4. Numa biografia publicada no centenário do nascimento de Heidegger, Thomas Rentsch diz que ele desenvolveu uma “teologia sem Deus”: “a prostração dos humanos num mundo inautêntico, cita Benhabib, a finitude da existência humana enquanto criatura destinada a uma vida de preocupação e finalmente o pensamento da própria finitude fundamental”. Enquanto que, deslocando o ser-para-a-morte para a natalidade, Arendt “ressuscita o quotidiano-ser-no-mundo com os outros como condição básica do ser humano [...] natalidade, pluralidade e acção revelam-se categorias que se opõem profundamente a Ser e Tempo”. Mundo negativo nele, positivo nela? Talvez, mas o que significa aqui ‘positivo’ e ‘negativo’? A dificuldade destas coisas é saber dos contextos da época, é a dificuldade de saber ler um texto de Galileu, por exemplo, sem deixar intervir a física posterior a ele que o leitor conhece e ele não.

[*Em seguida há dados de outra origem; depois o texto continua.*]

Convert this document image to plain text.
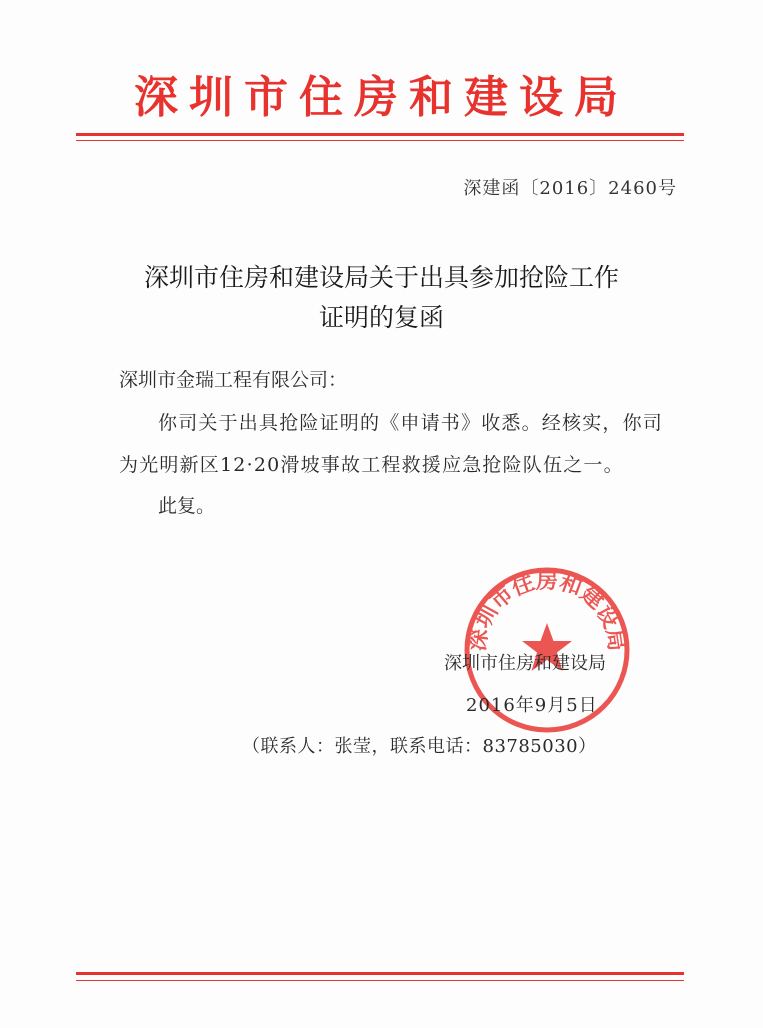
深圳市住房和建设局
深建函〔2016〕2460号
深圳市住房和建设局关于出具参加抢险工作
证明的复函
深圳市金瑞工程有限公司：
你司关于出具抢险证明的《申请书》收悉。经核实，你司
为光明新区12·20滑坡事故工程救援应急抢险队伍之一。
此复。
深圳市住房和建设局
深圳市住房和建设局
2016年9月5日
（联系人：张莹，联系电话：83785030）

Romancistas católicos da primeira metade do século XX como François Mauriac, Georges Bernanos e Graham Greene testemunham dum mundo fortemente negativo que faz ressaltar a ‘graça divina’, pode-se pensar que Heidegger foi também educado nesse mundo. Mas quando ele pretende romper com o ‘sujeito’ (título a evitar, diz-se no § 10 de Ser e Tempo, como também ‘alma’, ‘consciência’, ‘espírito’, ‘pessoa’, ‘vida’, ‘homem’: tentativa de ter em conta a corporalidade humana sem o motivo do 'corpo', tradicional oposto da 'alma' e do 'sujeito'), situando o Dasein como existindo temporalmente no mundo, Sartre e Levinas testemunham da novidade que aí encontraram, a figura da ‘náusea’ nomeadamente no primeiro bem diversa da ‘positividade’ de Arendt. Pode-se aliás pensar que o ‘mundo do pecado original’ não seria totalmente descabido, com as leis da selva e da guerra a que se virá mais adiante que elas ilustram a negatividade do mundo heideggeriano), do ‘-se’ do diz-se, do ‘man’ (em alemão), do ‘on’ (em francês), assim como o Dasein autêntico deixa espaço para os ‘espirituais’ (que se convertem).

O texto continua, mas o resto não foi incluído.